Aurice Blanton, a senior at Chicago Technology Academy, interned for a month at CNA Insurance last May. Photo: Chris Berdik/Hechinger Report
Founded as a charter-like contract school in 2009 by Chicago Public Schools, Chicago Technology Academy offered “classes in coding, entrepreneurship, and software such as Excel and Photoshop, field trips to local startups and mentoring by tech leaders, he writes.
However, after five years, only 57 percent of students were graduating after four years; less than half went to college.
In 2014, ChiTech focused its turnaround on project-based learning and month-long internships for 12th graders, mostly at tech companies.
Over lunch at the CNA company cafeteria, a handful of interns chatted with TJ Pavlov, a psychology teacher who oversees ChiTech’s Real-World Learning program and regularly checks in at student worksites. Last fall, Pavlov said he helped the school’s 74 seniors create “interest inventories” and upload their profiles to a youth-oriented networking startup based in Chicago called Yolobe. The students matched their interests with postings of paid internships from about 30 of the school’s corporate partners, including the educational software company Codemoji, the advertising agency DDB, and Black Tech Mecca, a think tank studying technology use and development by African Americans.
Inspired by San Diego’s High Tech High, ChiTech organizes classes around student projects, which are shown off to parents and the public twice a year.

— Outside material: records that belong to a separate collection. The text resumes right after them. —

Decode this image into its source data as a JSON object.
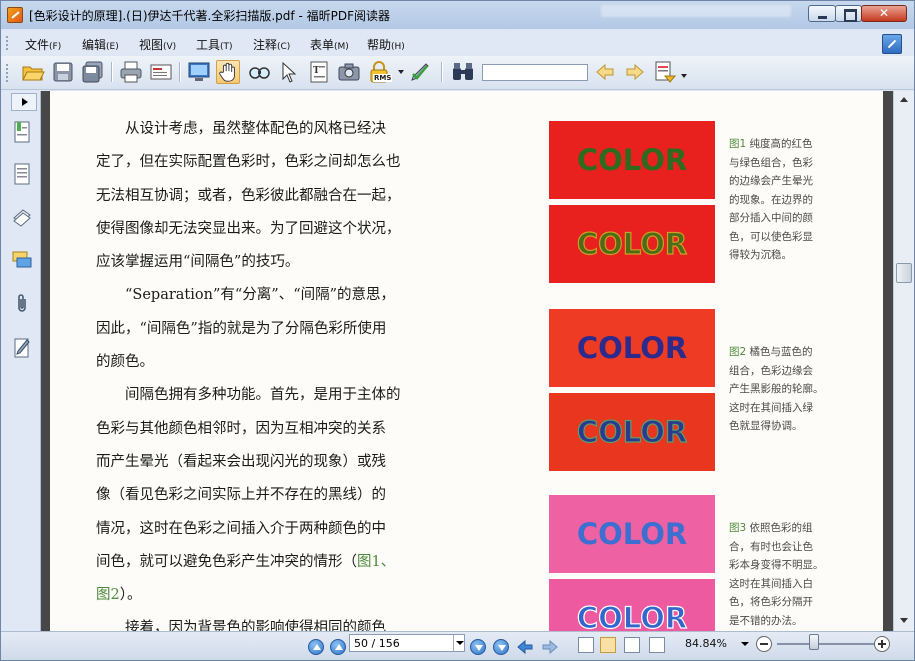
{
  "window": {
    "title": "[色彩设计的原理].(日)伊达千代著.全彩扫描版.pdf - 福昕PDF阅读器"
  },
  "menubar": {
    "items": [
      {
        "label": "文件",
        "key": "(F)"
      },
      {
        "label": "编辑",
        "key": "(E)"
      },
      {
        "label": "视图",
        "key": "(V)"
      },
      {
        "label": "工具",
        "key": "(T)"
      },
      {
        "label": "注释",
        "key": "(C)"
      },
      {
        "label": "表单",
        "key": "(M)"
      },
      {
        "label": "帮助",
        "key": "(H)"
      }
    ]
  },
  "toolbar": {
    "icons": [
      "open-folder-icon",
      "save-icon",
      "save-as-icon",
      "print-icon",
      "email-icon",
      "fullscreen-icon",
      "hand-tool-icon",
      "zoom-tool-icon",
      "select-tool-icon",
      "text-select-icon",
      "snapshot-icon",
      "rms-icon",
      "sign-icon",
      "find-icon",
      "prev-result-icon",
      "next-result-icon",
      "highlight-icon"
    ],
    "rms_label": "RMS",
    "search_value": ""
  },
  "document": {
    "lines": [
      {
        "text": "　　从设计考虑，虽然整体配色的风格已经决",
        "ref": ""
      },
      {
        "text": "定了，但在实际配置色彩时，色彩之间却怎么也",
        "ref": ""
      },
      {
        "text": "无法相互协调；或者，色彩彼此都融合在一起，",
        "ref": ""
      },
      {
        "text": "使得图像却无法突显出来。为了回避这个状况，",
        "ref": ""
      },
      {
        "text": "应该掌握运用“间隔色”的技巧。",
        "ref": ""
      },
      {
        "text": "　　“Separation”有“分离”、“间隔”的意思，",
        "ref": ""
      },
      {
        "text": "因此，“间隔色”指的就是为了分隔色彩所使用",
        "ref": ""
      },
      {
        "text": "的颜色。",
        "ref": ""
      },
      {
        "text": "　　间隔色拥有多种功能。首先，是用于主体的",
        "ref": ""
      },
      {
        "text": "色彩与其他颜色相邻时，因为互相冲突的关系",
        "ref": ""
      },
      {
        "text": "而产生晕光（看起来会出现闪光的现象）或残",
        "ref": ""
      },
      {
        "text": "像（看见色彩之间实际上并不存在的黑线）的",
        "ref": ""
      },
      {
        "text": "情况，这时在色彩之间插入介于两种颜色的中",
        "ref": ""
      },
      {
        "text": "间色，就可以避免色彩产生冲突的情形（",
        "ref": "图1、"
      },
      {
        "text": "",
        "ref": "图2",
        "tail": "）。"
      },
      {
        "text": "　　接着，因为背景色的影响使得相同的颜色",
        "ref": ""
      }
    ],
    "figures": [
      {
        "word": "COLOR",
        "swatches": [
          {
            "bg": "#e8211f",
            "fg": "#2f6a1f",
            "outline": ""
          },
          {
            "bg": "#e8211f",
            "fg": "#4e6b17",
            "outline": "#c9a024"
          }
        ],
        "caption_no": "图1",
        "caption_lines": [
          "纯度高的红色",
          "与绿色组合，色彩",
          "的边缘会产生晕光",
          "的现象。在边界的",
          "部分插入中间的颜",
          "色，可以使色彩显",
          "得较为沉稳。"
        ]
      },
      {
        "word": "COLOR",
        "swatches": [
          {
            "bg": "#ee3b24",
            "fg": "#2c2a8c",
            "outline": ""
          },
          {
            "bg": "#e8361f",
            "fg": "#2b3a8f",
            "outline": "#5aa06a"
          }
        ],
        "caption_no": "图2",
        "caption_lines": [
          "橘色与蓝色的",
          "组合，色彩边缘会",
          "产生黑影般的轮廓。",
          "这时在其间插入绿",
          "色就显得协调。"
        ]
      },
      {
        "word": "COLOR",
        "swatches": [
          {
            "bg": "#ee62a4",
            "fg": "#3c6fd0",
            "outline": ""
          },
          {
            "bg": "#ee5aa0",
            "fg": "#3566cc",
            "outline": "#ffffff"
          }
        ],
        "caption_no": "图3",
        "caption_lines": [
          "依照色彩的组",
          "合，有时也会让色",
          "彩本身变得不明显。",
          "这时在其间插入白",
          "色，将色彩分隔开",
          "是不错的办法。"
        ]
      }
    ]
  },
  "statusbar": {
    "page_display": "50 / 156",
    "zoom": "84.84%"
  },
  "colors": {
    "accent": "#2f72c4",
    "caption_green": "#4e8a3c"
  }
}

Engineering students used computer-aided design software to build 15 “Little Free Libraries” and placed them in neighborhoods where libraries and bookstores are scarce. A coding class programmed a blackjack video game for exhibition visitors who also played analog casino games made by algebra students studying probability.
From 2014 to 2017, the school’s four-year graduation rate climbed from 57 to 77 percent. College enrollment, only 48 percent for the class of 2014 is expected to reach 80 percent for this year’s graduates.
Test scores have not improved and remain well below district averages, writes Berdik. “For example, from 2014 to 2016, the school’s average ACT composite score barely ticked up from 15.4 to 15.6, compared to a district-wide average of 18.4 and the ACT’s “college ready” threshold of 21.”
School leaders think students have learned valuable “soft skills” by collaborating in class and working in a professional environment. But . . . You see the problem.
Mentoring, career-skills training and internships improved college-going, college success and employment rates for black males who completed the program, according to the Urban Institute’s final evaluation of Urban Alliance High School Internships in Baltimore and Washington, D.C. Attrition rates were high. Girls did just as well without the extra help.